Der Turm der Lukasklause (Welscher Turm) war Teil der Stadtbefestigung, erbaut um 1279. Sein Mauerwerk ist zum Teil über 1,40m dick. Auch ein Teil der Stadtmauer ist hier noch zu finden.

 

Otto von Gericke war übrigens der Erfinder der Luftpumpe.

Lukasklause, Magdeburg

Wir schwingen uns auf unsere Räder und fahren die kurze Strecke zur Innenstadt, genauer zum alten Markt. Hier ist gerade ein Stand neben dem anderen aufgebaut und es werden allerlei Leckereien angeboten. Wir haben Hunger und genehmigen uns eine Bratwurst mit Brötchen.

Frisch gestärkt besichtigen wir den "Magdeburger Reiter", eine Bronzestatue. Gleich dahinter befindet sich das hübsche Rathaus. Ursprünflich erbaut im 12. Jahrhundert, wurde es im 2. Weltkrieg völlig zerstört und 1965 wieder aufgebaut.

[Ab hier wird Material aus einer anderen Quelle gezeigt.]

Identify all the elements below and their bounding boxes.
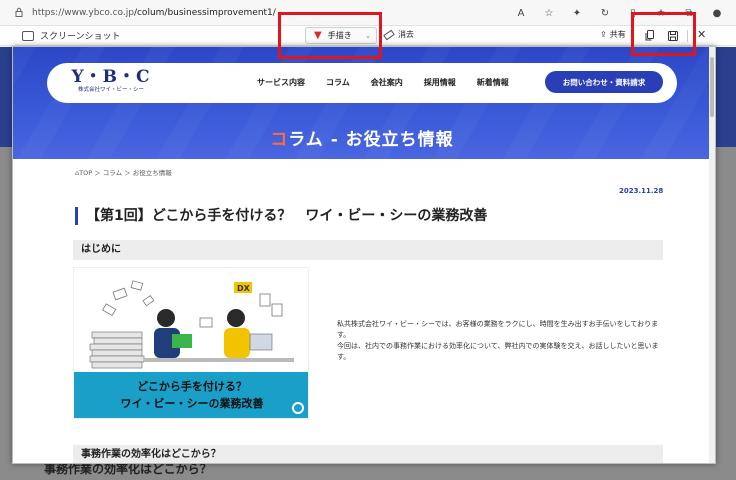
logo-text: Y・B・C (71, 67, 151, 87)
article-illustration: DX (89, 280, 294, 369)
intro-paragraph-1: 私共株式会社ワイ・ビー・シーでは、お客様の業務をラクにし、時間を生み出すお手伝い… (337, 320, 659, 339)
scrollbar-thumb[interactable] (710, 57, 714, 117)
annotation-box-draw (278, 12, 382, 59)
contact-button[interactable]: お問い合わせ・資料請求 (545, 71, 663, 93)
site-logo[interactable]: Y・B・C 株式会社ワイ・ビー・シー (69, 68, 153, 94)
screenshot-icon (22, 30, 34, 41)
annotation-box-copy-save (631, 12, 696, 56)
eraser-icon (383, 29, 395, 40)
copilot-icon[interactable]: ● (710, 6, 724, 20)
share-button[interactable]: ⇪ 共有 (600, 29, 626, 40)
site-navbar: Y・B・C 株式会社ワイ・ビー・シー サービス内容 コラム 会社案内 採用情報 … (47, 63, 677, 103)
captured-screenshot[interactable]: Y・B・C 株式会社ワイ・ビー・シー サービス内容 コラム 会社案内 採用情報 … (12, 46, 716, 464)
scrollbar[interactable] (709, 47, 715, 463)
extension-icon[interactable]: ✦ (570, 6, 584, 20)
site-nav: サービス内容 コラム 会社案内 採用情報 新着情報 (257, 77, 509, 88)
screenshot-title-label: スクリーンショット (40, 32, 121, 42)
erase-label: 消去 (398, 30, 414, 39)
read-aloud-icon[interactable]: A (514, 6, 528, 20)
page-title-rest: ラム - お役立ち情報 (288, 130, 454, 150)
nav-item-company[interactable]: 会社案内 (371, 77, 403, 88)
logo-subtext: 株式会社ワイ・ビー・シー (77, 87, 144, 93)
article-image-line1: どこから手を付ける？ (137, 380, 247, 393)
article-image-line2: ワイ・ビー・シーの業務改善 (120, 397, 264, 410)
share-label: 共有 (609, 30, 626, 39)
erase-button[interactable]: 消去 (383, 29, 414, 40)
intro-paragraph-2: 今回は、社内での事務作業における効率化について、弊社内での実体験を交え、お話しし… (337, 342, 659, 361)
dx-badge-text: DX (237, 284, 251, 293)
share-icon: ⇪ (600, 30, 607, 39)
article-image[interactable]: DX どこから手を付ける？ ワイ・ビー・シーの業務改善 (73, 267, 309, 419)
article-image-banner: どこから手を付ける？ ワイ・ビー・シーの業務改善 (74, 372, 308, 418)
page-title-accent: コ (270, 130, 289, 150)
section-heading-efficiency: 事務作業の効率化はどこから？ (73, 445, 663, 463)
nav-item-news[interactable]: 新着情報 (477, 77, 509, 88)
article-title: 【第1回】どこから手を付ける？ ワイ・ビー・シーの業務改善 (75, 207, 487, 225)
breadcrumb[interactable]: ⌂TOP ＞ コラム ＞ お役立ち情報 (75, 167, 172, 177)
breadcrumb-text: TOP ＞ コラム ＞ お役立ち情報 (79, 169, 172, 177)
close-button[interactable]: ✕ (697, 28, 706, 41)
section-heading-intro: はじめに (73, 240, 663, 260)
magnifier-icon[interactable] (292, 402, 304, 414)
lock-icon (14, 7, 26, 19)
page-title: コラム - お役立ち情報 (13, 125, 711, 150)
intro-text: 私共株式会社ワイ・ビー・シーでは、お客様の業務をラクにし、時間を生み出すお手伝い… (337, 319, 667, 363)
url-prefix: https://www.ybco.co.jp (32, 8, 134, 18)
nav-item-recruit[interactable]: 採用情報 (424, 77, 456, 88)
nav-item-column[interactable]: コラム (326, 77, 350, 88)
screenshot-title: スクリーンショット (22, 29, 121, 42)
url-path: /colum/businessimprovement1/ (133, 8, 276, 18)
nav-item-services[interactable]: サービス内容 (257, 77, 305, 88)
article-date: 2023.11.28 (619, 187, 664, 195)
url-field[interactable]: https://www.ybco.co.jp/colum/businessimp… (14, 5, 484, 21)
favorite-star-icon[interactable]: ☆ (542, 6, 556, 20)
refresh-icon[interactable]: ↻ (598, 6, 612, 20)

Nur ein paar Meter die Straße entlang stoßen wir auf "Die grüne Zitadelle von Magdeburg". Dieses Projekt wurde von Hundertwasser entworfen und ab 2004 gebaut.

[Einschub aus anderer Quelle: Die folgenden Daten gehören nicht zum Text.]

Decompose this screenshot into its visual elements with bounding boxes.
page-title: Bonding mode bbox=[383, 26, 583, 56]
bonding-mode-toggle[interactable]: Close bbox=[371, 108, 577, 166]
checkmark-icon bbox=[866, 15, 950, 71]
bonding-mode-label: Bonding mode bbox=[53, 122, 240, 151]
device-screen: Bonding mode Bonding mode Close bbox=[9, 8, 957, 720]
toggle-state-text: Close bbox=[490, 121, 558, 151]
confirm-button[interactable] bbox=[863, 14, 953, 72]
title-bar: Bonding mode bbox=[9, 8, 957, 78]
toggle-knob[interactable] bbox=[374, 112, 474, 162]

Wir begutachten es von allen Seiten und von den Innenhöfen und sind bei jedem Anblick aufs Neue fasziniert.

Der Komplex beinhaltet Mietwohnungen, Geschäfte, Restaurants und ein Hotel.

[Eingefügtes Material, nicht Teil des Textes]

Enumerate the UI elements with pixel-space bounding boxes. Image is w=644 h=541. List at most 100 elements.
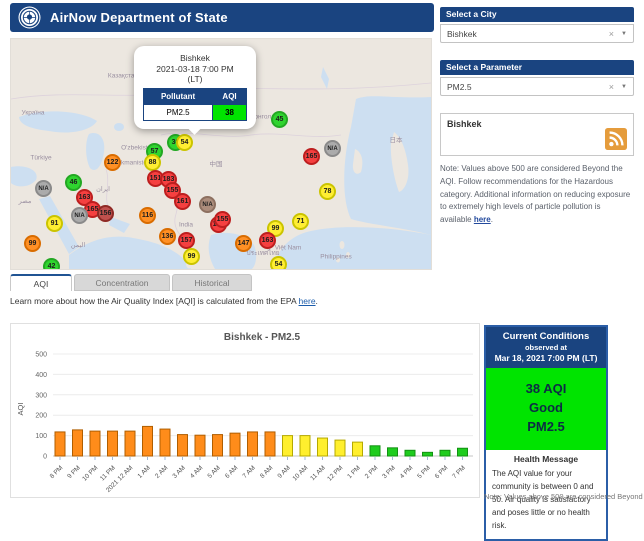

Nicht weit entfernt steht das Kloster "Unserer Lieben Frau". In der Klosteranlage befindet sich das Kunstmuseum. Die Fenster wurden mit 17 Spiegelpanelen versehen, die in unterschiedlichen Winkeln aufgeklappt werden können. Die Klosteranlage wurde im 11.-12. Jahrhundert errichtet.

Vorbei am Dom und über die Hegelstraße mit ihren schönen Häusern aus der Gründerzeit geht es weiter zur Sternbrücke. Der Bau der Brücke begann 1914 und dauerte durch bauliche Schwierigkeiten bis 1922. Ein Werk aus Beton und Stahl war zu dieser Zeit natürlich modern.

Blick von der Sternbrücke auf Magdeburg

Wir radeln durch den Stadtpark Rotehorn, der auf einer Elbinsel gelegen ist. Unser Weg führt zu einer Salzquelle. Auf einem Schild wird erklärt, dass das Wasser einen Salzgehalt von 6-7 Gramm pro Liter hat.

An der Südspitze der Insel befinden sich die Fort XII Festungsanlagen. Wir finden sie nicht, haben aber auch keine Lust, zu suchen. Stattdessen genießen wir die Rückfahrt durch den Park und am Elbufer entlang zum Wohnmobilstellplatz.

Kurz bevor wir das Wohnmobil erreichen, sehen wir noch den Nachbau einer historischen Schiffsmühle. Daneben befindet sich der Magdeburger Sandstrand.